I've setup a jupyter notebook with torch and cuda enabled, I have an RTX 2080 8GB. I'm not expecting blistering performance, but should that be sufficient to build a pipeline from a pretrained model and get it to give me answers in say less than 10 minutes?
This code runs without error in about 8 minutes or so:
tokenizer = AutoTokenizer.from_pretrained("databricks/dolly-v2-12b", padding_side="left")
model = AutoModelForCausalLM.from_pretrained("databricks/dolly-v2-12b", offload_folder="offload", torch_dtype=torch.bfloat16, device_map="auto", load_in_8bit=True)
generate_text = InstructionTextGenerationPipeline(model=model, tokenizer=tokenizer)
but
generate_text("tell a short story")
just seems to hang.
I thought the pipeline inference would be relatively quick compared to loading the model. Are my expectations wrong?

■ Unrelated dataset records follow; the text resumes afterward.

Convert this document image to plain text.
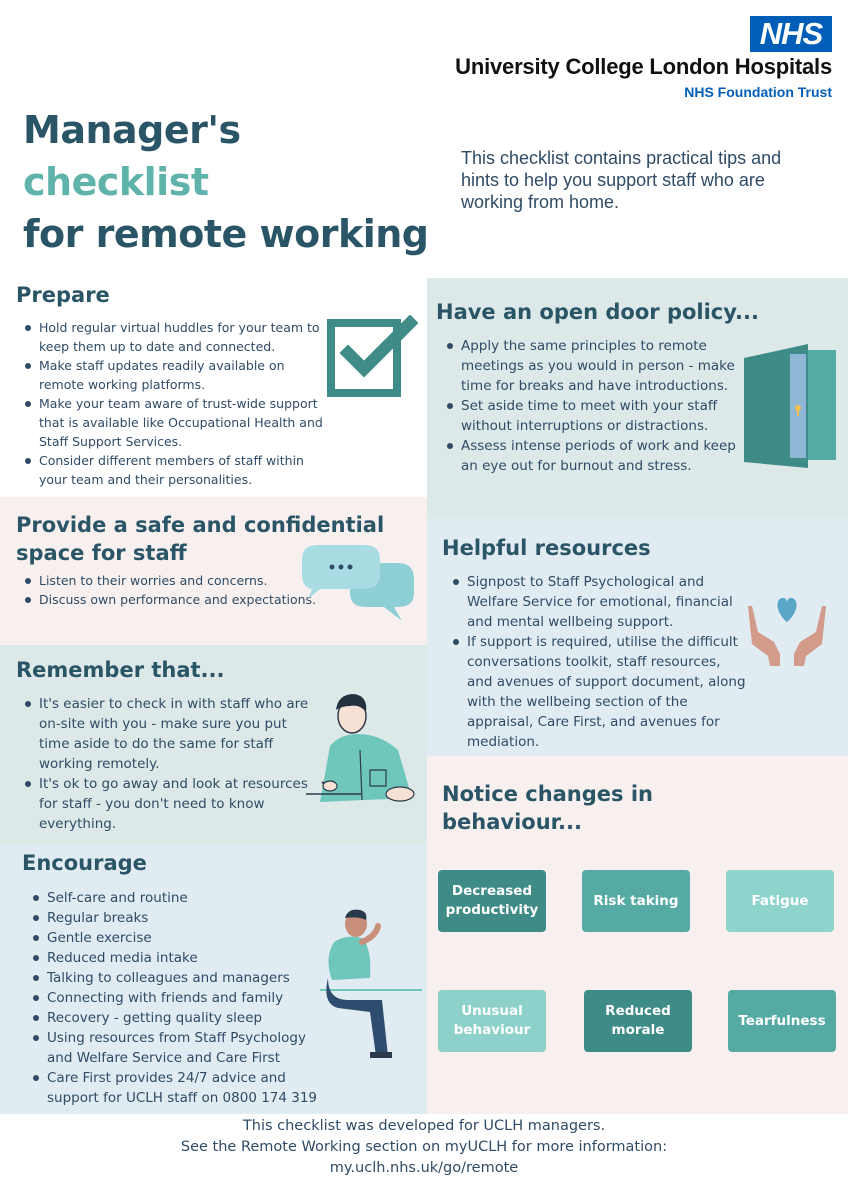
NHS
University College London Hospitals
NHS Foundation Trust
Manager's
checklist
for remote working
This checklist contains practical tips and hints to help you support staff who are working from home.
Prepare
Hold regular virtual huddles for your team to keep them up to date and connected.
Make staff updates readily available on remote working platforms.
Make your team aware of trust-wide support that is available like Occupational Health and Staff Support Services.
Consider different members of staff within your team and their personalities.
Have an open door policy...
Apply the same principles to remote meetings as you would in person - make time for breaks and have introductions.
Set aside time to meet with your staff without interruptions or distractions.
Assess intense periods of work and keep an eye out for burnout and stress.
Provide a safe and confidential
space for staff
Listen to their worries and concerns.
Discuss own performance and expectations.
Helpful resources
Signpost to Staff Psychological and Welfare Service for emotional, financial and mental wellbeing support.
If support is required, utilise the difficult conversations toolkit, staff resources, and avenues of support document, along with the wellbeing section of the appraisal, Care First, and avenues for mediation.
Remember that...
It's easier to check in with staff who are on-site with you - make sure you put time aside to do the same for staff working remotely.
It's ok to go away and look at resources for staff - you don't need to know everything.
Notice changes in
behaviour...
Decreased productivity
Risk taking	Fatigue
Unusual behaviour
Reduced morale
Tearfulness
Encourage
Self-care and routine
Regular breaks
Gentle exercise
Reduced media intake
Talking to colleagues and managers
Connecting with friends and family
Recovery - getting quality sleep
Using resources from Staff Psychology and Welfare Service and Care First
Care First provides 24/7 advice and support for UCLH staff on 0800 174 319
This checklist was developed for UCLH managers.
See the Remote Working section on myUCLH for more information:
my.uclh.nhs.uk/go/remote
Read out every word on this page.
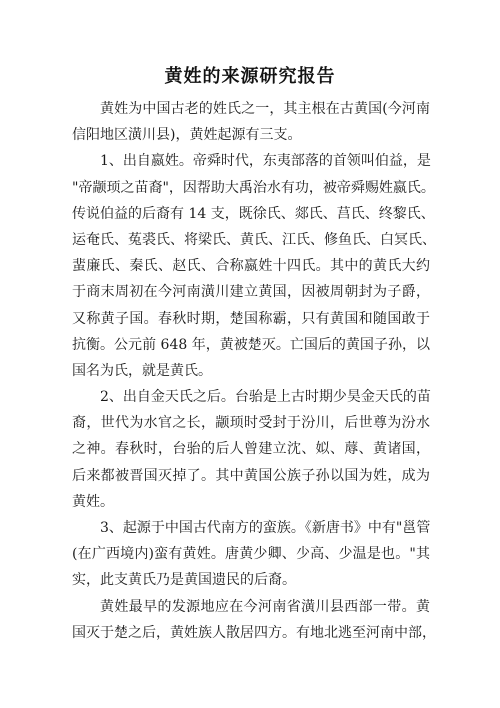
黄姓的来源研究报告
黄姓为中国古老的姓氏之一，其主根在古黄国(今河南
信阳地区潢川县)，黄姓起源有三支。
1、出自嬴姓。帝舜时代，东夷部落的首领叫伯益，是
"帝颛顼之苗裔"，因帮助大禹治水有功，被帝舜赐姓嬴氏。
传说伯益的后裔有 14 支，既徐氏、郯氏、莒氏、终黎氏、
运奄氏、菟裘氏、将梁氏、黄氏、江氏、修鱼氏、白冥氏、
蜚廉氏、秦氏、赵氏、合称嬴姓十四氏。其中的黄氏大约
于商末周初在今河南潢川建立黄国，因被周朝封为子爵，
又称黄子国。春秋时期，楚国称霸，只有黄国和随国敢于
抗衡。公元前 648 年，黄被楚灭。亡国后的黄国子孙，以
国名为氏，就是黄氏。
2、出自金天氏之后。台骀是上古时期少昊金天氏的苗
裔，世代为水官之长，颛顼时受封于汾川，后世尊为汾水
之神。春秋时，台骀的后人曾建立沈、姒、蓐、黄诸国，
后来都被晋国灭掉了。其中黄国公族子孙以国为姓，成为
黄姓。
3、起源于中国古代南方的蛮族。《新唐书》中有"邕管
(在广西境内)蛮有黄姓。唐黄少卿、少高、少温是也。"其
实，此支黄氏乃是黄国遗民的后裔。
黄姓最早的发源地应在今河南省潢川县西部一带。黄
国灭于楚之后，黄姓族人散居四方。有地北逃至河南中部，
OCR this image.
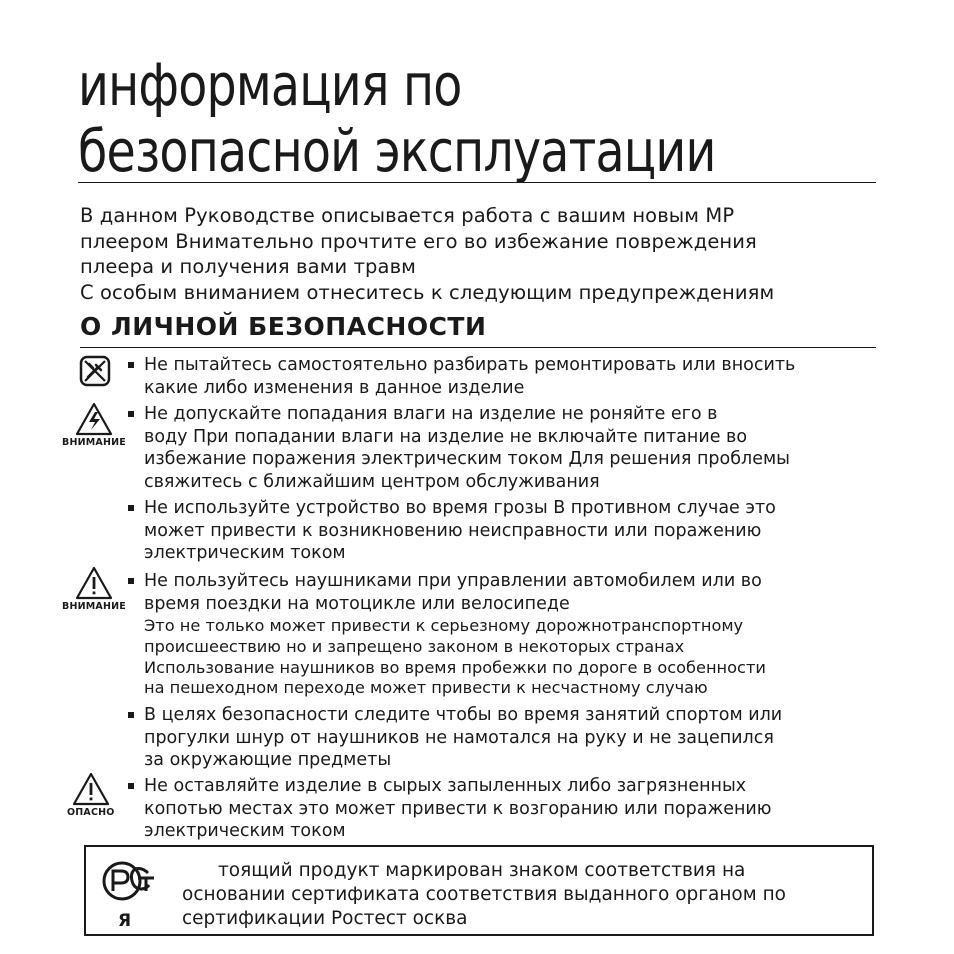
информация по
безопасной эксплуатации

В данном Руководстве описывается работа с вашим новым MP

плеером Внимательно прочтите его во избежание повреждения

плеера и получения вами травм

С особым вниманием отнеситесь к следующим предупреждениям

О ЛИЧНОЙ БЕЗОПАСНОСТИ
ВНИМАНИЕ
ВНИМАНИЕ
ОПАСНО
Не пытайтесь самостоятельно разбирать ремонтировать или вносить
какие либо изменения в данное изделие
Не допускайте попадания влаги на изделие не роняйте его в
воду При попадании влаги на изделие не включайте питание во
избежание поражения электрическим током Для решения проблемы
свяжитесь с ближайшим центром обслуживания
Не используйте устройство во время грозы В противном случае это
может привести к возникновению неисправности или поражению
электрическим током
Не пользуйтесь наушниками при управлении автомобилем или во
время поездки на мотоцикле или велосипеде
Это не только может привести к серьезному дорожнотранспортному
происшеествию но и запрещено законом в некоторых странах
Использование наушников во время пробежки по дороге в особенности
на пешеходном переходе может привести к несчастному случаю
В целях безопасности следите чтобы во время занятий спортом или
прогулки шнур от наушников не намотался на руку и не зацепился
за окружающие предметы
Не оставляйте изделие в сырых запыленных либо загрязненных
копотью местах это может привести к возгоранию или поражению
электрическим током
Я
тоящий продукт маркирован знаком соответствия на
основании сертификата соответствия выданного органом по
сертификации Ростест осква
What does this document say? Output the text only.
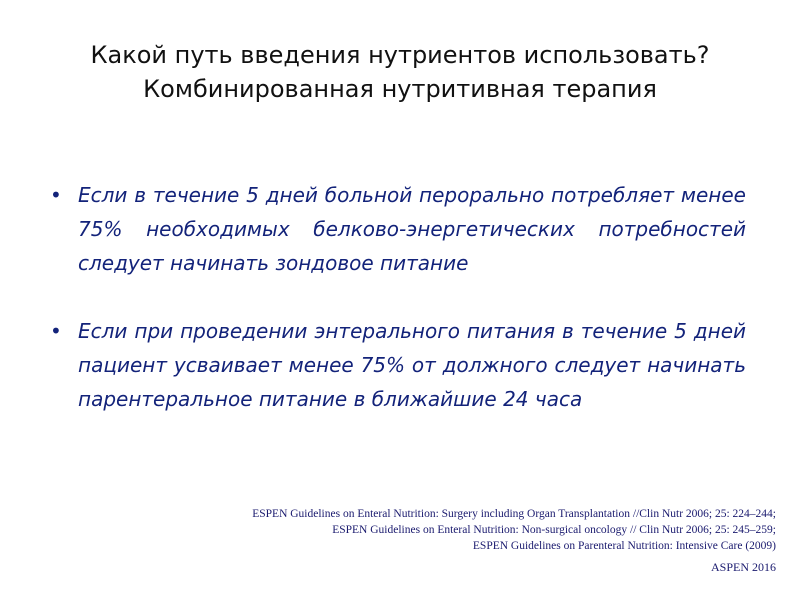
Какой путь введения нутриентов использовать?
Комбинированная нутритивная терапия
• Если в течение 5 дней больной перорально потребляет менее 75% необходимых белково-энергетических потребностей следует начинать зондовое питание
• Если при проведении энтерального питания в течение 5 дней пациент усваивает менее 75% от должного следует начинать парентеральное питание в ближайшие 24 часа
ESPEN Guidelines on Enteral Nutrition: Surgery including Organ Transplantation //Clin Nutr 2006; 25: 224–244;
ESPEN Guidelines on Enteral Nutrition: Non-surgical oncology // Clin Nutr 2006; 25: 245–259;
ESPEN Guidelines on Parenteral Nutrition: Intensive Care (2009)
ASPEN 2016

device_map='auto' is causing so much confusion. You don't have nearly enough GPU RAM to load so it loads most on the CPU and works but very slowly. Maybe we should just set the example to force CUDA 0 so it fails explicitly if it doesn't fit
For 16GB GPUs you can get it to load in 8 bit. For 8GB won't work. Use the 2.7B model?
To answer your question should be like 10-20 seconds on an A10.
Hi
@srowen
, sorry to follow up on a closed discussion, but I'm wondering how to specify the device_map
argument to force CUDA 0 and fail explicitly, as you suggested?
You just set device="cuda:0"
then, and you don't need accelerate
to figure out a device mapping in that case.
Thank you! That's clear and works like a charm.